Many diseases are heterogeneous amalgams of complex biological processes, impeding both patient treatment and biological insights. Medically, this heterogeneity causes disease misclassification and oversimplification, as treatment efficacy can depend highly on covariates like genetic background, environmental exposures and disease subtype. Biologically, disease heterogeneity creates statistical noise that obscures the link from cellular processes to disease. We aim to robustly model disease heterogeneity using the complex phenotypic patterns observed in the highly multi-phenotype UK Biobank dataset.

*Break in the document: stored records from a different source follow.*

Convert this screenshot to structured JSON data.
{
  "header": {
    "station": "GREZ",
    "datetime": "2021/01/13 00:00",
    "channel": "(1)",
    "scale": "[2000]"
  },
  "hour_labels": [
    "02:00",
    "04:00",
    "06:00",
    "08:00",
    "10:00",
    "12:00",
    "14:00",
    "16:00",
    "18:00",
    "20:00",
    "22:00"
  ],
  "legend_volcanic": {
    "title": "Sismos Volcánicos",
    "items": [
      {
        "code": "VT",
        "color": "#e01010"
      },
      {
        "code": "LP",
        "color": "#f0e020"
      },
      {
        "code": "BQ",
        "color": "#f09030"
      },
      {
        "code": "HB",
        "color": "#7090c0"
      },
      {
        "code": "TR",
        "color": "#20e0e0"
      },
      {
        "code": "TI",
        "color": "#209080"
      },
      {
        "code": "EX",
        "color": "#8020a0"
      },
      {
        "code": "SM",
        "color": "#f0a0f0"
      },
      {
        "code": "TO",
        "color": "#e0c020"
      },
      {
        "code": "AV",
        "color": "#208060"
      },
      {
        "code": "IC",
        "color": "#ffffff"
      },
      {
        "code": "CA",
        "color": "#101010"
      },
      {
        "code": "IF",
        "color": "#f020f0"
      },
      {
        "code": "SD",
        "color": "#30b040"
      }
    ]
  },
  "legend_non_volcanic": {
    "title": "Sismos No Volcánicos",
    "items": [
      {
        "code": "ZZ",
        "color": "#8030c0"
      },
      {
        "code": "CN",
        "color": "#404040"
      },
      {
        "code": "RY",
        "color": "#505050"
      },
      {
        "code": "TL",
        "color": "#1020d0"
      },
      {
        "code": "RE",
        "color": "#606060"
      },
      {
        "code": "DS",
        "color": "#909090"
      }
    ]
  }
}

We will use this model to improve and specialize medical predictions and to uncover the clearest and simplest latent biological signals for further analysis. Both goals of our research are important steps to improving healthcare. First, we aim to directly improve medical predictions and classifications by offering richer disease characterizations. Such sub-phenotyping has already proven crucial in the treatment of e.g. breast cancer, which is now stratified by the presence of estrogen receptors. Second, we aim to extend genetic association studies, which have already uncovered thousands of genotype-phenotype associations, by testing latent biological phenotypes to improve power and interpretability. The primary technique we will use is dimensionality reduction. This is based on the premise that underlying the thousands of phenotypes in the UK Biobank is a parsimonious set of endophenotypes. For example, repeat blood pressure measurements can be seen as estimating a very simple endophenotype--baseline blood pressure. Ideally, dimensionality reduction preserves signal while removing noise, e.g. the average blood pressure retains the target signal despite being simpler than the set of all measurements. By reducing large, generic phenotype sets to simple endophenotypes, we can study the endophenotypes in greater detail and with greater power. We intend to use the entire cohort. As our approach is based on machine learning techniques that are subtler than standard genetic association approaches, it is particularly important that we maximize our sample size. Further, as we aim to compare and dissect diseases, it is essential that we maximize the number of diseases with a minimum number of cases.